Saturday, May 11, 2024

Saturday Morning Confusion ver.5.11

 Everyone who wants an electric vehicle already owns one.

The schmucks who hang out at the Pentagon report that they are working on an electric tactical vehicle for the Army. They hope to have that in production in a few years. Just when you thought Biden was the dumbest SOB on the planet, the Pentagon wakes up and stakes a claim to the title. You can't find a charger in Virginia, but they are hopeful that the foreign country where you go to fight has compatible chargers. That's a special kind of stupid. 

If Judge Merchan is taking money from the Democratic Party, he needs to be jailed. If he's not taking money for his decisions, he needs to be committed. Engoron and Merchan are like Dumb and Dumber. No wonder New York is so screwed up. The last case they got right was Kris Kringle and the Miracle on 34th Street. And they had to get help from the Post Office on that one.

Joe Biden has long claimed that his expertise is in the area of foreign policy. There is more evidence of my expertise in citing Bible verses than there is of Joe Biden being right on foreign policy. He's not only wrong, but he's also always wrong. He made a speech at a Holocaust ceremony the other day describing Hamas as the biggest threat to Israel. In the days before making this speech, he paused shipments of arms to Israel. There are only two possibilities. He is either a liar or he has dementia. Actually, there is a third choice. He is a habitual liar with dementia.  Pick one or two.

Two years ago, Congress voted $7.5 billion to build a nationwide network of EV charging stations numbering 500,000. As of last week, they have built seven (7). WOW!! Only 499,993 to go.

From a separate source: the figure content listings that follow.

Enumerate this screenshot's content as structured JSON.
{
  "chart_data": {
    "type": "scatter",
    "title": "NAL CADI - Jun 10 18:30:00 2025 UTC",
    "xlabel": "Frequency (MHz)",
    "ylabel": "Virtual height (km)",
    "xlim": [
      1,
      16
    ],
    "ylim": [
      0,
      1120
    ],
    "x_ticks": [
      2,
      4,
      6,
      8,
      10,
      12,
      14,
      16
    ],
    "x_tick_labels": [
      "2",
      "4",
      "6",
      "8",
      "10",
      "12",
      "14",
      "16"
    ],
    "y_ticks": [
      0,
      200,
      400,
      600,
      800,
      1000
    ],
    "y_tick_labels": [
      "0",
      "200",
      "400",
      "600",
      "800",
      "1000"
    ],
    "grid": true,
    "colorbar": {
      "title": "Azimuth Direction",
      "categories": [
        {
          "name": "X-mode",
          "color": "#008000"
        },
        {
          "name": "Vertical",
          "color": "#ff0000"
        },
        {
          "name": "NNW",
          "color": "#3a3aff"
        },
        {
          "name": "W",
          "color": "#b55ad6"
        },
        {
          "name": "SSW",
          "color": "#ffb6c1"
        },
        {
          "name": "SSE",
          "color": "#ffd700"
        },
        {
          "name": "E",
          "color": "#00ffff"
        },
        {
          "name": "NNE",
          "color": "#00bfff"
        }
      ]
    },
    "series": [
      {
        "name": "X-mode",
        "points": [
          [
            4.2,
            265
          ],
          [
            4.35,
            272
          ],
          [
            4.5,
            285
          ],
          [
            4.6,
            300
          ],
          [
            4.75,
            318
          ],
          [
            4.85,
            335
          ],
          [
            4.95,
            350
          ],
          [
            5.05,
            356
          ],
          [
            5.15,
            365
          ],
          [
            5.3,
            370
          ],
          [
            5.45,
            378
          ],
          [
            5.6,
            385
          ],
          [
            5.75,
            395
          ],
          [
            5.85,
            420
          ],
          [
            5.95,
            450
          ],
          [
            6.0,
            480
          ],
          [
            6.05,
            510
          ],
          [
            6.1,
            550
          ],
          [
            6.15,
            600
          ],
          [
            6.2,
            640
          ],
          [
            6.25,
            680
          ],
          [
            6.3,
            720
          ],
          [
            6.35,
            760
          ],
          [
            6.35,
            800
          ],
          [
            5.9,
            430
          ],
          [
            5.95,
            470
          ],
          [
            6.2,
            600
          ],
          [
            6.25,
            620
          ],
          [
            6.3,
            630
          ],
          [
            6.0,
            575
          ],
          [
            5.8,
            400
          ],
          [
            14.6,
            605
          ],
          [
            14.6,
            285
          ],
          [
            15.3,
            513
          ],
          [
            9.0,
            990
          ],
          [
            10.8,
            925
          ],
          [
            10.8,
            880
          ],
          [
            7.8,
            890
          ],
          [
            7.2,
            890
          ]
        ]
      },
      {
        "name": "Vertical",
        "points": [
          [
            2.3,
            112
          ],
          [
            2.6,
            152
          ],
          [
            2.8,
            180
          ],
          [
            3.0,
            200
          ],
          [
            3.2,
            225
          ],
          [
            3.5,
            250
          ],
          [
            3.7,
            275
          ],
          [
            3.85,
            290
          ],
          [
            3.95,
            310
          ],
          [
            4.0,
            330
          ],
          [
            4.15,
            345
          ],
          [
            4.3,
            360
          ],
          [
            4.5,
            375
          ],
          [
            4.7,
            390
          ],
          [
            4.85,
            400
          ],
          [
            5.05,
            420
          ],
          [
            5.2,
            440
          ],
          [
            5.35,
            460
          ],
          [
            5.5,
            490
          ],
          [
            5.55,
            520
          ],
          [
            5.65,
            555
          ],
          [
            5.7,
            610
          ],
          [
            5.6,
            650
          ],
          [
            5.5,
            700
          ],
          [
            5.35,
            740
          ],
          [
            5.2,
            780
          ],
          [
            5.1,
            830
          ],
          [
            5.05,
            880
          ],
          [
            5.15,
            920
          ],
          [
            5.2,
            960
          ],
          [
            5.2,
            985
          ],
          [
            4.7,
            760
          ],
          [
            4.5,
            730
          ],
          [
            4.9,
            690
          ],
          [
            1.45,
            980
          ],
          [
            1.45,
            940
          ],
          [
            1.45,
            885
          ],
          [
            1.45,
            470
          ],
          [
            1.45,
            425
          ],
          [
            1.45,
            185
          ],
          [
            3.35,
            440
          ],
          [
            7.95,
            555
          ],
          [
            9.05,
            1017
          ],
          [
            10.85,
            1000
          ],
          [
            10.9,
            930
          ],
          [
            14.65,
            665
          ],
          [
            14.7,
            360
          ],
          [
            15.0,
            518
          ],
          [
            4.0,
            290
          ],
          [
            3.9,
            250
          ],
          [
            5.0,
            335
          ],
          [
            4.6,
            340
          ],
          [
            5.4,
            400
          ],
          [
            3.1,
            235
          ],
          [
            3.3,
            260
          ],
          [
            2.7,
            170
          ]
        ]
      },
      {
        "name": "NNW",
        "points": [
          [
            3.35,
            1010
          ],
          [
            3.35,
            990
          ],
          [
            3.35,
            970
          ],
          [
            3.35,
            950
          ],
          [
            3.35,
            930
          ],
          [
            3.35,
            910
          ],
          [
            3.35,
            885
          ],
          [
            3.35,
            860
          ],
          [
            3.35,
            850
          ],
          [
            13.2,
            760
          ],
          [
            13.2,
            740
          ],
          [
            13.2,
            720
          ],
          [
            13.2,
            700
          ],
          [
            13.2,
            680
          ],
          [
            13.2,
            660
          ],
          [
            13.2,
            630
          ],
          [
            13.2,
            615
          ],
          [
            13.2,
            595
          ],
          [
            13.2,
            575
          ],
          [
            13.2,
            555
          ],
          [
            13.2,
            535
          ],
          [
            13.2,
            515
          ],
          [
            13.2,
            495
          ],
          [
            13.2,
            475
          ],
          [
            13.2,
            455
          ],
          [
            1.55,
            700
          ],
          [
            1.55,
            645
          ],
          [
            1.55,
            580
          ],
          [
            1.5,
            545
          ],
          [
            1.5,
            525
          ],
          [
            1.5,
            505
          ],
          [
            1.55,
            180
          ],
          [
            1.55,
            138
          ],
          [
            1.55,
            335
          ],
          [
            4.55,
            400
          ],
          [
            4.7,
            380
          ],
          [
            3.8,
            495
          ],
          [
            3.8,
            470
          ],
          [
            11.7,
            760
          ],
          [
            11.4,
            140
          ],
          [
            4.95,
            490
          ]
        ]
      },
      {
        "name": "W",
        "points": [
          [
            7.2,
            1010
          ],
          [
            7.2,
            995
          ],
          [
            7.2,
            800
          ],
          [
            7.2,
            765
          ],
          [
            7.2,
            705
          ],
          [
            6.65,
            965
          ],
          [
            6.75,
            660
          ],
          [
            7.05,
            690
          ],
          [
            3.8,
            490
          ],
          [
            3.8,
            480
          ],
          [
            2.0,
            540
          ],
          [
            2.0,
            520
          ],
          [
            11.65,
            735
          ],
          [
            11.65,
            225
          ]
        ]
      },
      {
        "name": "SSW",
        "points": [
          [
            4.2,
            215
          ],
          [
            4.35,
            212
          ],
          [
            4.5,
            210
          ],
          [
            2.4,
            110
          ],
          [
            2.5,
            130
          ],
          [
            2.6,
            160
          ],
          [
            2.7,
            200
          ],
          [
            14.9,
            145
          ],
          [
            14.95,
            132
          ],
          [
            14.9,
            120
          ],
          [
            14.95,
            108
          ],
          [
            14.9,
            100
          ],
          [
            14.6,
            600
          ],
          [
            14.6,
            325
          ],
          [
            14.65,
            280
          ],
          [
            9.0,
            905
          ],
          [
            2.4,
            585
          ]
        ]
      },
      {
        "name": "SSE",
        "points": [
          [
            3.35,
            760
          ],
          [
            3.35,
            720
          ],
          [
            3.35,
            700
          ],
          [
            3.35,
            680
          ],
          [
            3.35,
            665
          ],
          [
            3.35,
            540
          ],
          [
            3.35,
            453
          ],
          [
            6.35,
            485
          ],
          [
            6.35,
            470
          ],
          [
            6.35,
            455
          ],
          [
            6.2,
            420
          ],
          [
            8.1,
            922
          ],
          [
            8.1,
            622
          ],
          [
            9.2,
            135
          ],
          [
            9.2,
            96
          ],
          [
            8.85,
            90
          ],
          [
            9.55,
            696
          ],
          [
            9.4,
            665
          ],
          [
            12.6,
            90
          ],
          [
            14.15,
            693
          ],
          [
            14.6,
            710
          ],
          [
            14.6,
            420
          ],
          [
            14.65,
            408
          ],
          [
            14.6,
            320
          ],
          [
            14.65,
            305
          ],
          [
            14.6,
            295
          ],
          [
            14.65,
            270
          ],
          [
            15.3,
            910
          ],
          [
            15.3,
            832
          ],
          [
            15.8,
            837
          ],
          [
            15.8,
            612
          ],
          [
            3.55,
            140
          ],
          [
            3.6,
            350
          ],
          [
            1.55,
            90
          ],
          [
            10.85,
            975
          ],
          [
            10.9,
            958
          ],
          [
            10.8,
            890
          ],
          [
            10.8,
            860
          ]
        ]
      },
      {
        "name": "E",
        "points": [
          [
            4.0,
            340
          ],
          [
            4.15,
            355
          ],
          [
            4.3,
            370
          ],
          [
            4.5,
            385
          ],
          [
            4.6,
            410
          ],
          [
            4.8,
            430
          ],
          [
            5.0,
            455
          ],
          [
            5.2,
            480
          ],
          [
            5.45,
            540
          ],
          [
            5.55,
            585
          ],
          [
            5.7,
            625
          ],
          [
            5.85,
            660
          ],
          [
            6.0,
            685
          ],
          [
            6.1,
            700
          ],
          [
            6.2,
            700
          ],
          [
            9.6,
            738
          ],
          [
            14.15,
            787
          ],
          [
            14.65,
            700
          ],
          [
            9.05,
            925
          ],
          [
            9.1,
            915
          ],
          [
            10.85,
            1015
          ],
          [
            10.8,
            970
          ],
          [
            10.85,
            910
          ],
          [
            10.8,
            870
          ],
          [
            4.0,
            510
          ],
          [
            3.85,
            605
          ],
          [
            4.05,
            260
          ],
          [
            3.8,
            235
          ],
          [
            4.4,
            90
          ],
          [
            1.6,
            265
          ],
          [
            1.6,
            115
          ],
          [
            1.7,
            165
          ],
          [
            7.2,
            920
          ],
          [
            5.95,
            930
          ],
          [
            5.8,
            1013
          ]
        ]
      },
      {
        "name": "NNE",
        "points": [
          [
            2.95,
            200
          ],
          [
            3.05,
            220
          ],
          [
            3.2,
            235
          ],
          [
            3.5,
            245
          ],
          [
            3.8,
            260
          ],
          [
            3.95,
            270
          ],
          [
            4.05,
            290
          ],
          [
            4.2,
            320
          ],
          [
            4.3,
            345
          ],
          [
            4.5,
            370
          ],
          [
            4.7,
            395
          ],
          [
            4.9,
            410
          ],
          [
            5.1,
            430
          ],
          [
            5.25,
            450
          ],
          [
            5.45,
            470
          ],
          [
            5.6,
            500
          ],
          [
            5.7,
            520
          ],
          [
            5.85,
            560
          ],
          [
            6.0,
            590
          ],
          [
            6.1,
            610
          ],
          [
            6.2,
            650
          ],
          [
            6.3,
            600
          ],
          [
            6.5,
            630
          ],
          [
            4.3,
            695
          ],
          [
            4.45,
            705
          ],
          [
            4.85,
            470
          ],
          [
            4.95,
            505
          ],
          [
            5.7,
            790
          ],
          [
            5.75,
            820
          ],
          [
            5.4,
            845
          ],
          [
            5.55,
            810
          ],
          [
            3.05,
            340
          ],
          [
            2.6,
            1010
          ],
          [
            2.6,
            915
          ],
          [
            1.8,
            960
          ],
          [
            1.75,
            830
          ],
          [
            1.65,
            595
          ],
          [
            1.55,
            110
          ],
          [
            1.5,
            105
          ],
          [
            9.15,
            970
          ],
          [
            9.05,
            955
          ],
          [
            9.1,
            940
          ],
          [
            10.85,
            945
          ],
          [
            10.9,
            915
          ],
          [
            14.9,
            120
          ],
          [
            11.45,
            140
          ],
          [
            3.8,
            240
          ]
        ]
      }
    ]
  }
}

They claim that they will build them all by 2030. I am looking for a Las Vegas bookie who is taking bets on this.

There have been some great couples on television working together. Fred and Ethel, Lucy and Ricky, Fred and Wilma, Ward and June are all great examples. Fast forward to today and we have crap like Morning Joe and Mika. I would rather set my crotch on fire than watch those two morons read the news. If MSNBC ever gets a few sober viewers, maybe someone will start complaining. Moaning Joe used to be a Republican. I guess that network news readers, they aren't really reporters, are like overzealous recovering alcoholics. They have to renounce everything they used to like. Don't worry, Joe. I am starting a twelve-step program for assholes who are recovering MSNBC hosts and are trying to kick the habit. I will send you some info. 

That last sentence caused me to think of Karine Jean-Pierre, the chick with the Jiffy Pop hair. Someone needs to place a page in her binder that reads, "I just don't know anything about shit like that. (Pause)"

Biden flubbed an interview on CNN the other day. That's like the teacher giving you the answers to the test and then you write them in the wrong order. When you have that "deer in the headlights" look and you are being interviewed on CNN, it's time to resign.

Stormy Daniels claimed that it was not about the money. That's bullshit! It's always about the money!! She's done everything but sell souvenir key fobs that say, "I got balled by the Orange Man." Maybe she can get her name on a line of Creamsicles. 

The only good thing about Stormy is that she looked too good to have slept with Jimmy Swaggart. 

Biden claims that we have money and just don't want to spend it. I called the bank today and arranged financing for a tank of gas for the truck. Hopefully the price won't go up before tomorrow!